Buzdolabından küçük bir teneke çıkarıp önümüze koyan ve sardunya sevip sevmediğimi soran Bass, “Kahvaltıda eşimin yaptığı karışım ile haşlanmış yumurta ve hardallı sardunya yerim. Bunların tadını gerçekten çok seviyorum. İhtiyacım olan tüm besinleri lezzetten mahrum kalmayarak tüketiyorum. Benim gibi bir diyetiniz varsa, asla gereğinden fazla yiyemezsiniz” diyor. İşlenmiş gıdalardan büyük ölçüde kaçınan ancak Tiger’s Milk barlarına hayır diyemeyen Bass, “Neyse ki sindirimi kolay. Tadına dayanamıyorum” diyor. Bass’ın akşam yemeği ise büyük bir salatadan, sebze karışımından ve birkaç dilim tavuk ya da bir miktar kuruyemişten oluşuyor.

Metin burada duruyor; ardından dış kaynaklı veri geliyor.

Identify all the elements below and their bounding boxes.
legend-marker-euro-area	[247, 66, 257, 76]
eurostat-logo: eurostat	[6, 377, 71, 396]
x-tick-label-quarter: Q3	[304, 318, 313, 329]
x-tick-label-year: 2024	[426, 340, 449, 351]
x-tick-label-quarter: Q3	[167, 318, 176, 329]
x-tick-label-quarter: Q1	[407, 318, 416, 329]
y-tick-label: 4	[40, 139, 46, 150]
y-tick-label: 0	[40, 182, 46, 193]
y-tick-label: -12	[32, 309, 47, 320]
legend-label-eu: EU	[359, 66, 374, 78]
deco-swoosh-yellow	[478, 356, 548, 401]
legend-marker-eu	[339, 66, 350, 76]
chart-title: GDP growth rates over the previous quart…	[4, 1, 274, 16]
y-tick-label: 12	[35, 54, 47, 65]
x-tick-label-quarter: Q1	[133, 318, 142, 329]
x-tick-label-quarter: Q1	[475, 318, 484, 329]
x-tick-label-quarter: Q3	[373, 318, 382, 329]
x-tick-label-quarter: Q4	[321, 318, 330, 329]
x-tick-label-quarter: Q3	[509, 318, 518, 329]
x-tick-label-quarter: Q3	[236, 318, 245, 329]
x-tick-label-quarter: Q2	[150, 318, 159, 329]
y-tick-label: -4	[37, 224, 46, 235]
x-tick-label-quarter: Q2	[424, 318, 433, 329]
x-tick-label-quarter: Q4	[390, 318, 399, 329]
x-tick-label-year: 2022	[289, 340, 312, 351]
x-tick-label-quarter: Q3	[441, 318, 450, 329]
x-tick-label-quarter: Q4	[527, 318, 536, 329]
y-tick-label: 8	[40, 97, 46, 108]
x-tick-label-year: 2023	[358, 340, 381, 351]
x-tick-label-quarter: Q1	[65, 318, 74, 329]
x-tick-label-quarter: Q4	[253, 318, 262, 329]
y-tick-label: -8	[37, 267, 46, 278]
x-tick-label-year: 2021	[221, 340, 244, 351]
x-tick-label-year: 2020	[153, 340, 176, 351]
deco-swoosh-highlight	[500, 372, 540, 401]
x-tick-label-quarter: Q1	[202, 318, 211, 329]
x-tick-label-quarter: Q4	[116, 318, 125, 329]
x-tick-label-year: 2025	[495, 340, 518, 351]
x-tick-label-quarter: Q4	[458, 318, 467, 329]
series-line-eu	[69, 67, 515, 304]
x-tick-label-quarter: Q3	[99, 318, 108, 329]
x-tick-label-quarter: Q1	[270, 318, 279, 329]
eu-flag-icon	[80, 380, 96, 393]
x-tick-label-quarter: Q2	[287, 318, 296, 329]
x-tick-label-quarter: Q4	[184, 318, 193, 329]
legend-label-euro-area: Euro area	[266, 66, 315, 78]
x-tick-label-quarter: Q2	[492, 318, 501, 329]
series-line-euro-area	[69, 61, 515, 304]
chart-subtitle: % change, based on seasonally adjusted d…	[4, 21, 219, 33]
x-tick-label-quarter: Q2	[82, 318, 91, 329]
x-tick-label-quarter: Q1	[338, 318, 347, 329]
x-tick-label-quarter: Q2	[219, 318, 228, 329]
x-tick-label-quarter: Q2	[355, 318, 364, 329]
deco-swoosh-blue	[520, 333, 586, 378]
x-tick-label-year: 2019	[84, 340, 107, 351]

Bu şekilde yaşayan bir adamın böyle bir vücuda sahip olması anlaşılabilir bir şey. Peki ya ilaçlar? Acaba Bass, vücut geliştirme yaptığı yıllarda hiç steroid kullandı mı?

Daha önce steroid kullandığını ve bunu ilk kitabı Ripped 1’de anlattığını söyleyen Bass, “Peşin hükümsüz bir kullanımdı. Ancak benim hedefim ömür boyu antrenman yapmak ve steroidler bu anlamda mantıksız” diyor. Zaten 1980 yılından sonra asla kullanmamış.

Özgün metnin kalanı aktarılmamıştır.